We Don't Know for Sure….

Transcript of the Chris Wallace interview with William Schulz here.

SCHULZ: …So we don’t know for sure what all is happening at Guantanamo, and our whole point is that the United States ought to allow independent human rights organizations to investigate just as Sudan, Pakistan, and many other environments around the world…

WALLACE: But in fact hasn’t the International Red Cross — sir, hasn’t the International Red Cross been allowed to go to a number of these facilities?

SCHULZ: They — yes, they have. And, indeed, the CIA tried to prevent them from finding out about certain so-called ghost detainees.
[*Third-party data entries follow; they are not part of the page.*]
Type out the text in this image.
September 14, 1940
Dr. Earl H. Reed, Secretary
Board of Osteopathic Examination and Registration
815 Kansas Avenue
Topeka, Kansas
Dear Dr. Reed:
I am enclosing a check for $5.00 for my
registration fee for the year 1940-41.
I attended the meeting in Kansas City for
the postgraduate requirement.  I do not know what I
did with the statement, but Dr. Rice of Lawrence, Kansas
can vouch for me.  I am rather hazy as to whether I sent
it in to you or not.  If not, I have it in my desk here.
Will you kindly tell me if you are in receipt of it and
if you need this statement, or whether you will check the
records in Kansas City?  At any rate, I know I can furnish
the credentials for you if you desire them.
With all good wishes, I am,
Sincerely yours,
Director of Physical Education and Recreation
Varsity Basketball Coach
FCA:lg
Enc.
Furthermore, they…

WALLACE: Wait, Mr. Schulz, excuse me, you’re switching subjects. I asked you whether the ICRC has been allowed access to every place from Abu Ghraib to Guantanamo Bay. And the answer is yes, correct?

SCHULZ: Oh, Chris, I have no idea whether the Red Cross has been given access to the secret detention facilities that the U.S. is maintaining. Have they been given access to the Syrian prisons and the prisons where the United States is rendering prisoners? I have absolutely no idea and I suggest you don’t either. I think we don’t know.
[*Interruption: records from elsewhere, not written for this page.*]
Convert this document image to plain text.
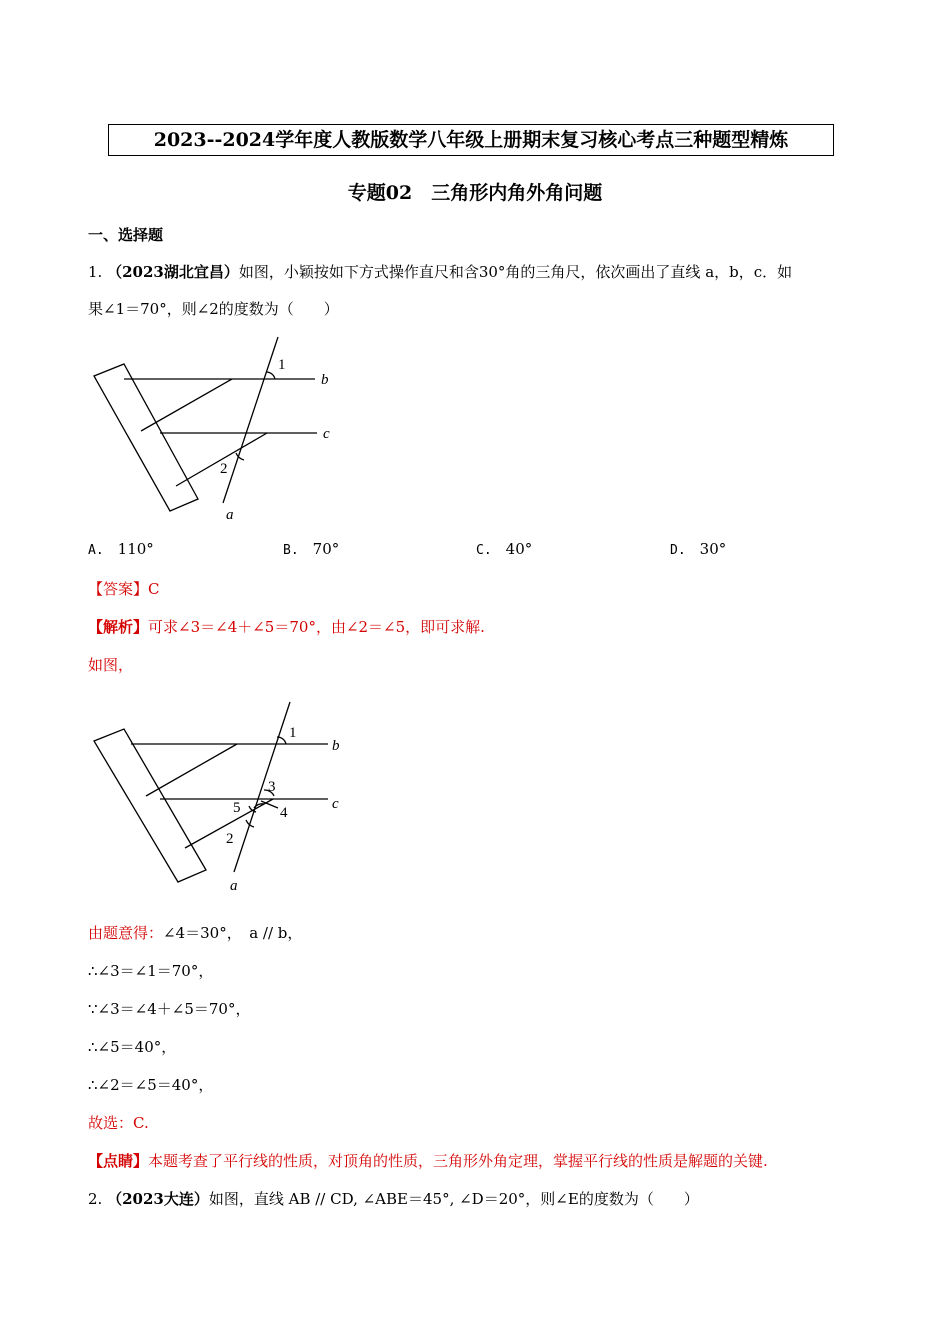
2023--2024学年度人教版数学八年级上册期末复习核心考点三种题型精炼
专题02　三角形内角外角问题
一、选择题
1. （2023湖北宜昌）如图，小颖按如下方式操作直尺和含30°角的三角尺，依次画出了直线 a，b，c．如
果∠1＝70°，则∠2的度数为（　　）
1
b
c
2
a
A. 110°	B. 70°	C. 40°	D. 30°
【答案】C
【解析】可求∠3＝∠4＋∠5＝70°，由∠2＝∠5，即可求解.
如图，
1
b
3
5	4
c
2
a
由题意得：∠4＝30°，　a // b，
∴∠3＝∠1＝70°，
∵∠3＝∠4＋∠5＝70°，
∴∠5＝40°，
∴∠2＝∠5＝40°，
故选：C.
【点睛】本题考查了平行线的性质，对顶角的性质，三角形外角定理，掌握平行线的性质是解题的关键.
2. （2023大连）如图，直线 AB // CD, ∠ABE＝45°, ∠D＝20°，则∠E的度数为（　　）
Talk about secret prisons, that they don’t know if they actually exist or where they are, because they’re …. secret…

and then…

WALLACE: But Mr. Schulz, and we do have to wrap this up. I mean, you’re hardly just a bystander here. You’re the one, who in your presentations, specifically called Rumsfeld and Attorney General Gonzales high-level torture architects.

And I’d like to finish, if I might, by quoting The Washington Post, which has hardly been a supporter of President Bush’s and the Bush administration’s treatment of prisoners. This is what they had to say in a recent editorial. And let’s put it up on the screen, if we may. “Turning a report on prisoner detention into another excuse for Bush-bashing or America-bashing undermines Amnesty’s legitimate criticisms of U.S. policies.”

Is it possible, sir, that by excessive rhetoric or by your political links, that you have hurt, not helped, your cause?

SCHULZ: Chris, I don’t think I’d be on this station, on this program today with you if Amnesty hadn’t said what it said and President Bush and his colleagues haven’t responded as they did. If I had come to you two weeks ago and said, “Chris, I’d like to go on Fox with you just to talk about U.S. detention policies at Guantanamo and elsewhere,” I suspect you wouldn’t have given me an invitation.

They had to say this stuff so they could get on TV.